The Human Genome Project (HGP) was an international scientific research initiative that aimed to map and sequence the entire human genome, which is the complete set of DNA present in the human body.
The project began in 1990 and was completed in 2003, involving thousands of scientists from around the world. The primary goals of the HGP were to identify all the approximately 20,000-25,000 protein-coding genes in the human DNA, determine the sequences of the three billion chemical base pairs that make up the human genome, and store this information in databases for easy access and analysis.
By mapping the human genome, scientists can identify genes associated with specific diseases and conditions, paving the way for more effective treatments, earlier diagnoses, and even personalized medicine tailored to an individual’s genetic makeup.
The HGP has deepened our understanding of human evolution and the relationships between different species. By comparing the human genome to those of other organisms, researchers can gain insights into the evolutionary processes that have shaped the human species.
The HGP led to the development of new techniques and tools for sequencing and analyzing DNA, which have since been applied to the study of other organisms and have revolutionized the field of genomics.
The HGP has advanced our understanding of how genes are regulated and how they function within the context of the whole genome. This knowledge is essential for understanding the complex interactions between genes and their effects on human health and disease.

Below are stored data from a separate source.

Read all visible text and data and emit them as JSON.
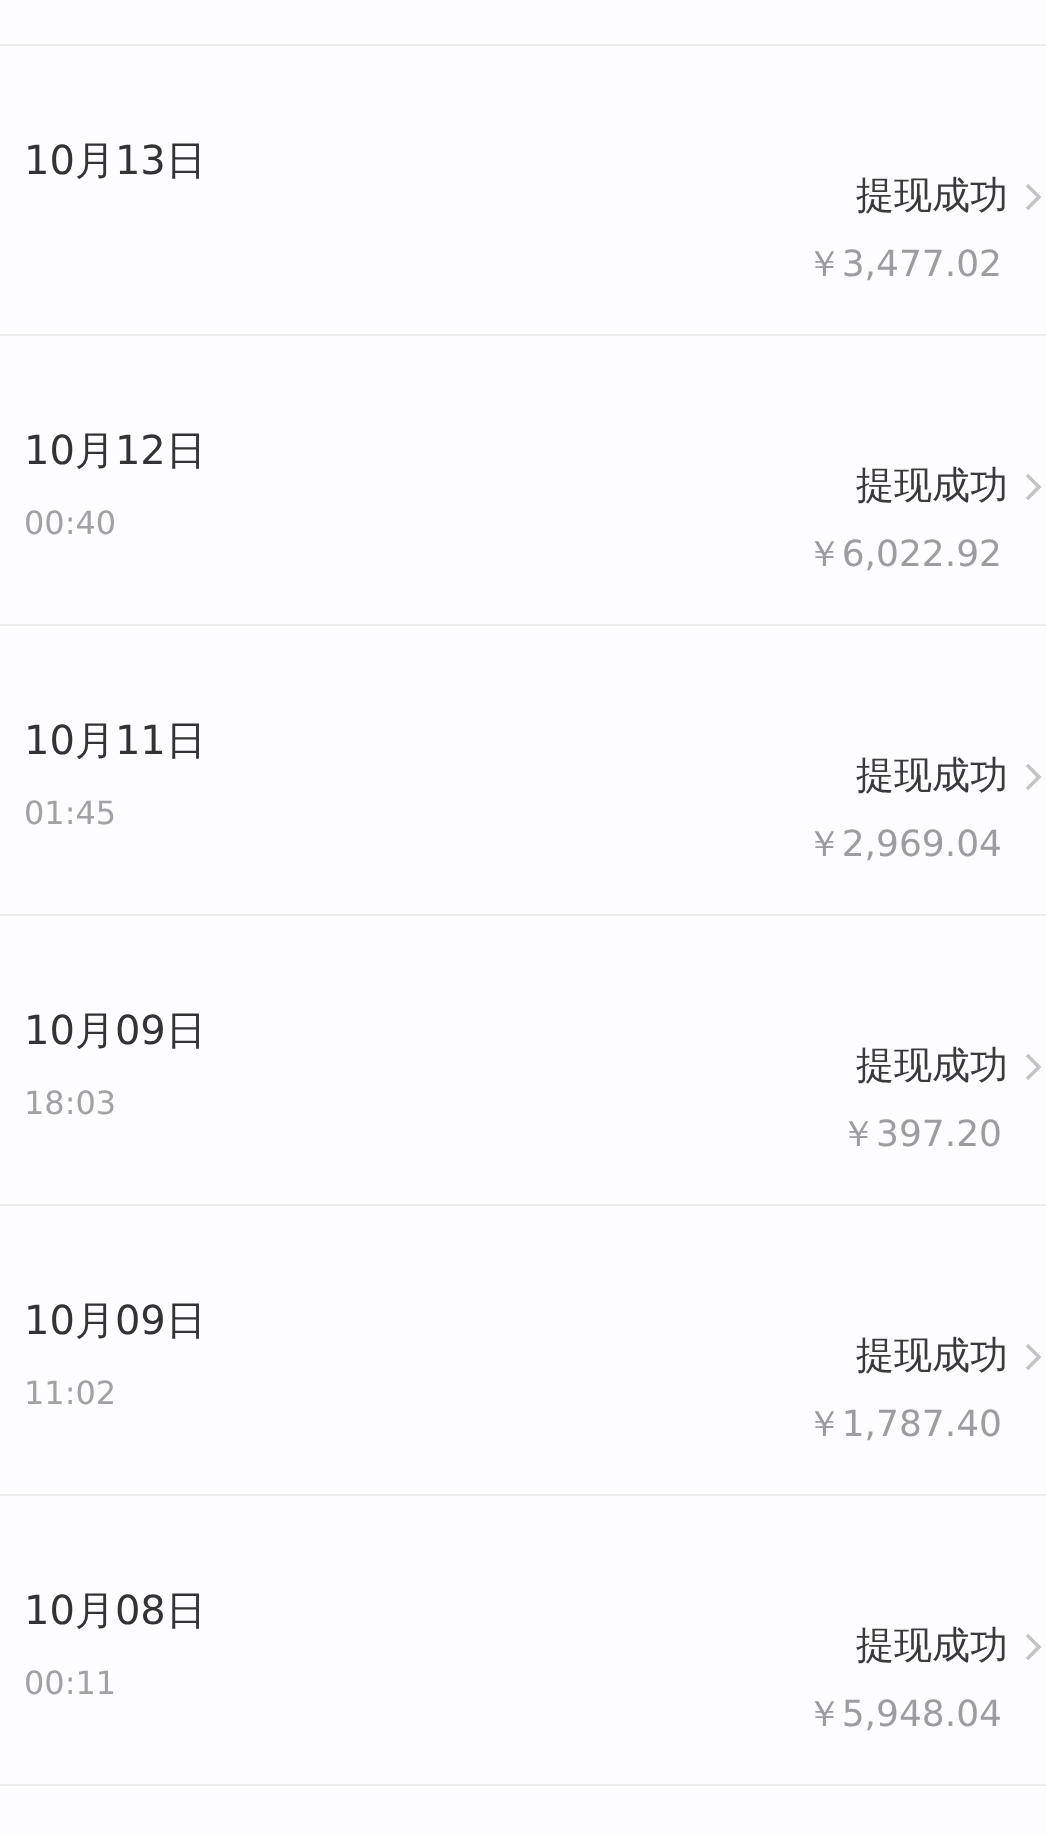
{
  "records": [
    {
      "date": "10月13日",
      "status": "提现成功",
      "amount": "￥3,477.02"
    },
    {
      "date": "10月12日",
      "time": "00:40",
      "status": "提现成功",
      "amount": "￥6,022.92"
    },
    {
      "date": "10月11日",
      "time": "01:45",
      "status": "提现成功",
      "amount": "￥2,969.04"
    },
    {
      "date": "10月09日",
      "time": "18:03",
      "status": "提现成功",
      "amount": "￥397.20"
    },
    {
      "date": "10月09日",
      "time": "11:02",
      "status": "提现成功",
      "amount": "￥1,787.40"
    },
    {
      "date": "10月08日",
      "time": "00:11",
      "status": "提现成功",
      "amount": "￥5,948.04"
    }
  ]
}
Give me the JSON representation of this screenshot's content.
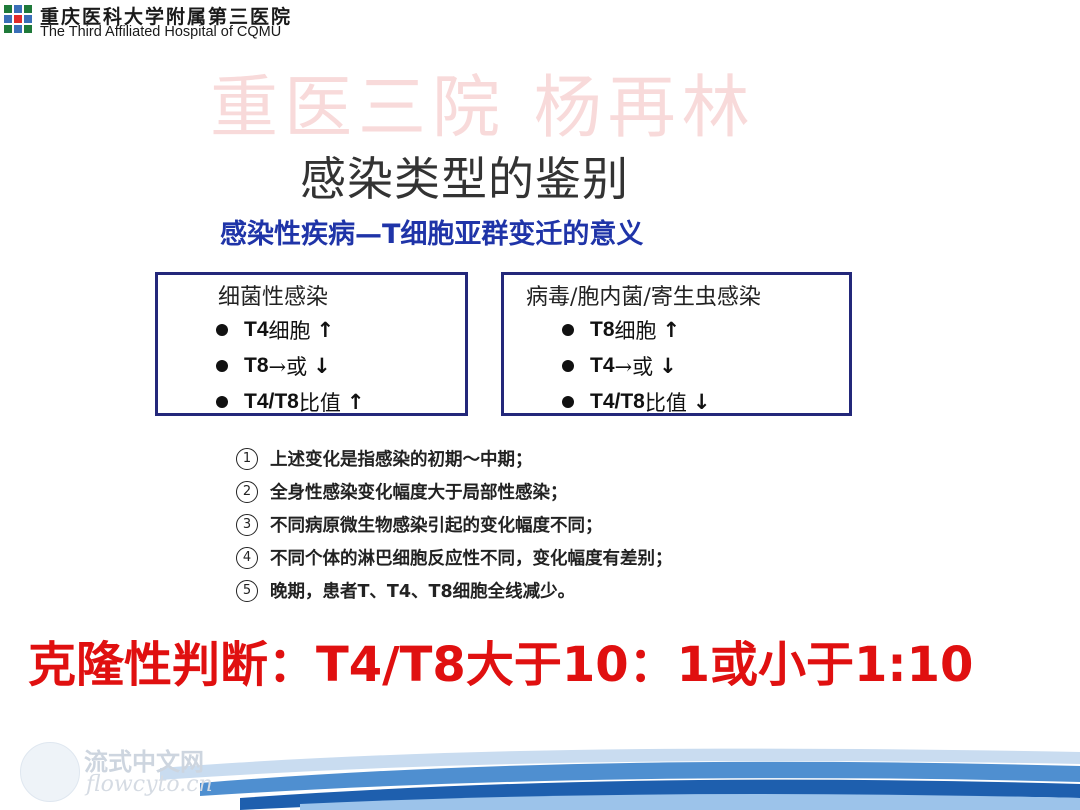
{
  "header": {
    "name_cn": "重庆医科大学附属第三医院",
    "name_en": "The Third Affiliated Hospital of CQMU"
  },
  "watermark": "重医三院 杨再林",
  "title": "感染类型的鉴别",
  "subtitle": "感染性疾病—T细胞亚群变迁的意义",
  "boxes": [
    {
      "header": "细菌性感染",
      "items": [
        {
          "code": "T4",
          "rest": "细胞",
          "arrow": "↑"
        },
        {
          "code": "T8",
          "rest": "→或",
          "arrow": "↓"
        },
        {
          "code": "T4/T8",
          "rest": "比值",
          "arrow": "↑"
        }
      ]
    },
    {
      "header": "病毒/胞内菌/寄生虫感染",
      "items": [
        {
          "code": "T8",
          "rest": "细胞",
          "arrow": "↑"
        },
        {
          "code": "T4",
          "rest": "→或",
          "arrow": "↓"
        },
        {
          "code": "T4/T8",
          "rest": "比值",
          "arrow": "↓"
        }
      ]
    }
  ],
  "notes": [
    {
      "num": "1",
      "text": "上述变化是指感染的初期～中期；"
    },
    {
      "num": "2",
      "text": "全身性感染变化幅度大于局部性感染；"
    },
    {
      "num": "3",
      "text": "不同病原微生物感染引起的变化幅度不同；"
    },
    {
      "num": "4",
      "text": "不同个体的淋巴细胞反应性不同，变化幅度有差别；"
    },
    {
      "num": "5",
      "text": "晚期，患者T、T4、T8细胞全线减少。"
    }
  ],
  "conclusion": "克隆性判断：T4/T8大于10：1或小于1:10",
  "footer": {
    "logo_cn": "流式中文网",
    "logo_en": "flowcyto.cn"
  },
  "colors": {
    "title_blue": "#1f34a8",
    "box_border": "#23287a",
    "conclusion_red": "#e01010",
    "watermark_pink": "#f8dada"
  }
}
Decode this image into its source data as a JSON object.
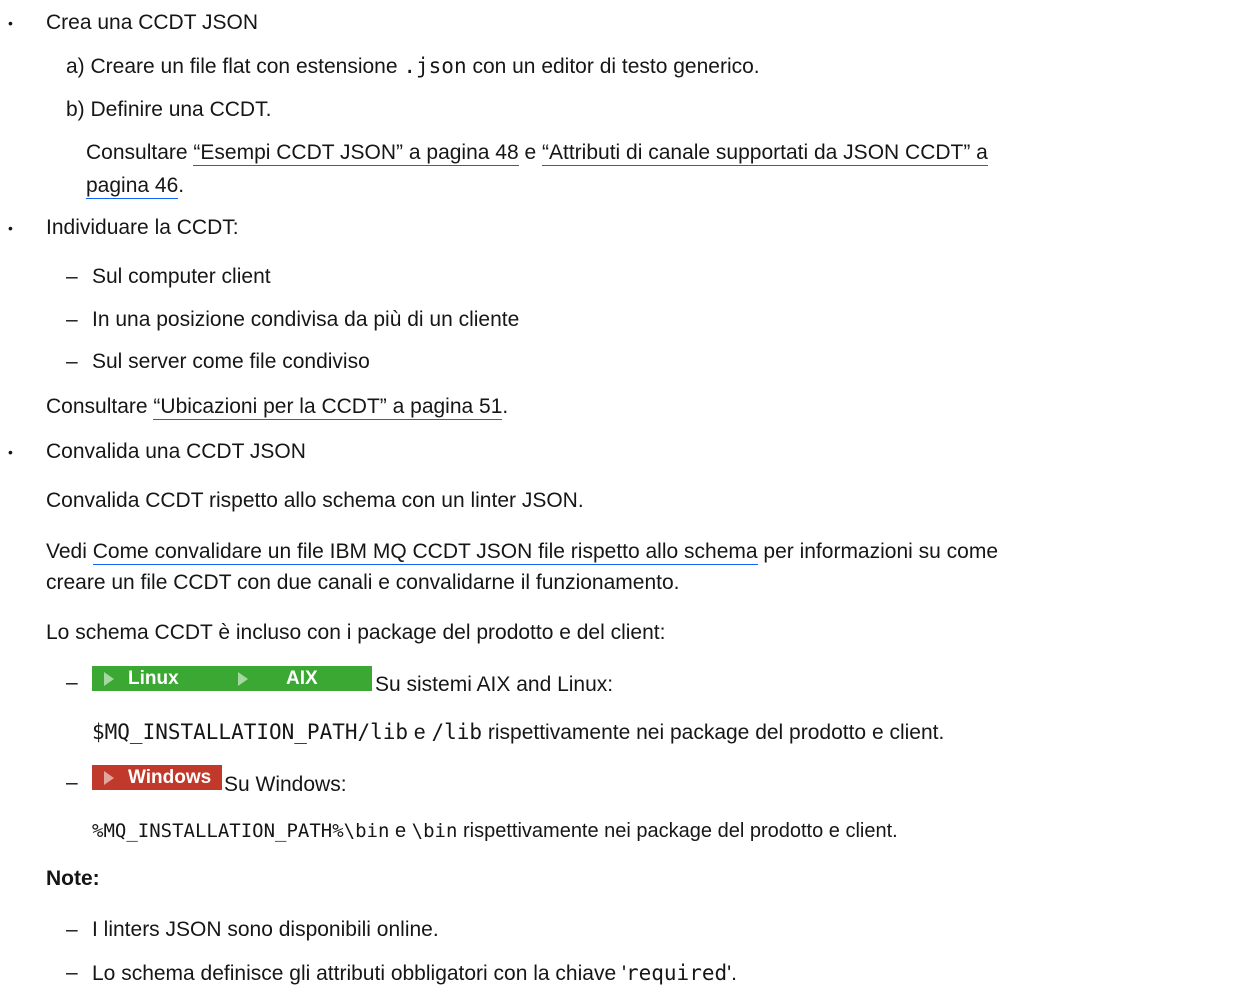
{
  "item1": {
    "title": "Crea una CCDT JSON",
    "step_a": "a) Creare un file flat con estensione",
    "step_a_code": ".json",
    "step_a_tail": "con un editor di testo generico.",
    "step_b": "b) Definire una CCDT.",
    "consult_prefix": "Consultare",
    "link1": "“Esempi CCDT JSON” a pagina 48",
    "and": "e",
    "link2_part1": "“Attributi di canale supportati da JSON CCDT” a",
    "link2_part2": "pagina 46",
    "period": "."
  },
  "item2": {
    "title": "Individuare la CCDT:",
    "options": [
      "Sul computer client",
      "In una posizione condivisa da più di un cliente",
      "Sul server come file condiviso"
    ],
    "consult_prefix": "Consultare",
    "link": "“Ubicazioni per la CCDT” a pagina 51",
    "period": "."
  },
  "item3": {
    "title": "Convalida una CCDT JSON",
    "desc": "Convalida CCDT rispetto allo schema con un linter JSON.",
    "see_prefix": "Vedi",
    "see_link": "Come convalidare un file IBM MQ CCDT JSON file rispetto allo schema",
    "see_tail": "per informazioni su come",
    "see_line2": "creare un file CCDT con due canali e convalidarne il funzionamento.",
    "schema_intro": "Lo schema CCDT è incluso con i package del prodotto e del client:",
    "linux_badge": "Linux",
    "aix_badge": "AIX",
    "unix_label": "Su sistemi AIX and Linux:",
    "unix_path": "$MQ_INSTALLATION_PATH/lib",
    "unix_e": "e",
    "unix_lib": "/lib",
    "unix_tail": "rispettivamente nei package del prodotto e client.",
    "windows_badge": "Windows",
    "windows_label": "Su Windows:",
    "win_path": "%MQ_INSTALLATION_PATH%\\bin",
    "win_e": "e",
    "win_bin": "\\bin",
    "win_tail": "rispettivamente nei package del prodotto e client.",
    "notes_title": "Note:",
    "note1": "I linters JSON sono disponibili online.",
    "note2_prefix": "Lo schema definisce gli attributi obbligatori con la chiave '",
    "note2_code": "required",
    "note2_suffix": "'."
  },
  "colors": {
    "link_underline": "#0f62fe",
    "linux_badge": "#3aa832",
    "windows_badge": "#c0392b"
  }
}
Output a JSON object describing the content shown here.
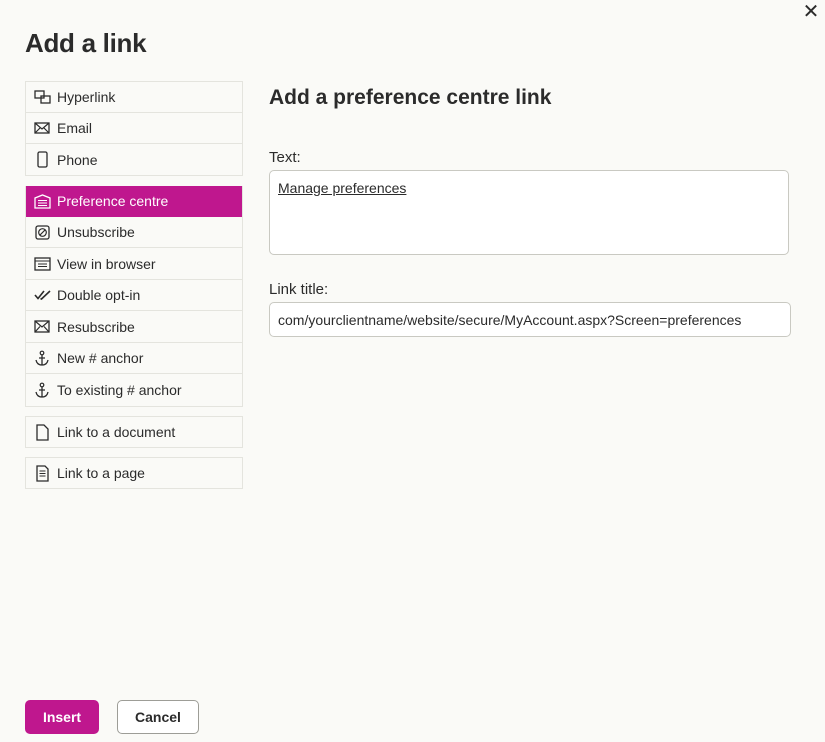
{
  "dialog": {
    "title": "Add a link",
    "close_glyph": "✕"
  },
  "nav": {
    "groups": [
      {
        "items": [
          {
            "label": "Hyperlink",
            "icon": "hyperlink-icon"
          },
          {
            "label": "Email",
            "icon": "email-icon"
          },
          {
            "label": "Phone",
            "icon": "phone-icon"
          }
        ]
      },
      {
        "items": [
          {
            "label": "Preference centre",
            "icon": "preference-centre-icon",
            "active": true
          },
          {
            "label": "Unsubscribe",
            "icon": "unsubscribe-icon"
          },
          {
            "label": "View in browser",
            "icon": "browser-icon"
          },
          {
            "label": "Double opt-in",
            "icon": "double-check-icon"
          },
          {
            "label": "Resubscribe",
            "icon": "resubscribe-icon"
          },
          {
            "label": "New # anchor",
            "icon": "anchor-icon"
          },
          {
            "label": "To existing # anchor",
            "icon": "anchor-icon"
          }
        ]
      },
      {
        "items": [
          {
            "label": "Link to a document",
            "icon": "document-icon"
          }
        ]
      },
      {
        "items": [
          {
            "label": "Link to a page",
            "icon": "page-icon"
          }
        ]
      }
    ]
  },
  "panel": {
    "title": "Add a preference centre link",
    "text_label": "Text:",
    "text_value": "Manage preferences",
    "link_title_label": "Link title:",
    "link_title_value": "com/yourclientname/website/secure/MyAccount.aspx?Screen=preferences"
  },
  "buttons": {
    "insert": "Insert",
    "cancel": "Cancel"
  },
  "colors": {
    "accent": "#bf178e",
    "background": "#fafaf7",
    "border": "#e4e4de"
  }
}
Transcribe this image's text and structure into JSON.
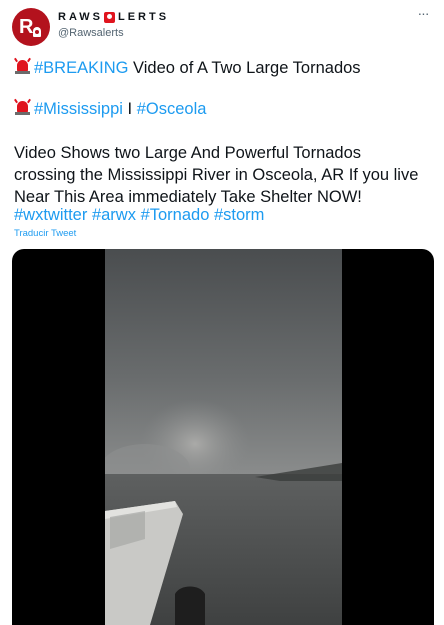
{
  "account": {
    "display_name_part1": "RAWS",
    "display_name_part2": "LERTS",
    "handle": "@Rawsalerts",
    "avatar_icon": "rawsalerts-logo-icon"
  },
  "tweet": {
    "line1": {
      "hashtag": "#BREAKING",
      "text": " Video of A Two Large Tornados"
    },
    "line2": {
      "hashtag1": "#Mississippi",
      "sep": " I ",
      "hashtag2": "#Osceola"
    },
    "body_lines": [
      "Video Shows two Large And Powerful Tornados",
      "crossing the Mississippi River in Osceola, AR If you live",
      "Near This Area immediately Take Shelter NOW!"
    ],
    "hashtags": [
      "#wxtwitter",
      "#arwx",
      "#Tornado",
      "#storm"
    ],
    "translate_label": "Traducir Tweet"
  },
  "colors": {
    "link": "#1d9bf0",
    "siren_red": "#e0141e",
    "avatar_red": "#b3121d"
  }
}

The HGP has prompted important discussions regarding the ethical, legal, and social implications of genomic research, such as privacy concerns, genetic discrimination, and the potential for gene editing technologies.
In summary, the Human Genome Project has had a profound impact on science and humanity by providing a comprehensive understanding of the human genome, leading to advancements in medicine, evolutionary biology, and genomics.
The knowledge gained from the HGP has opened new avenues for research and has the potential to revolutionize how we approach human health and disease.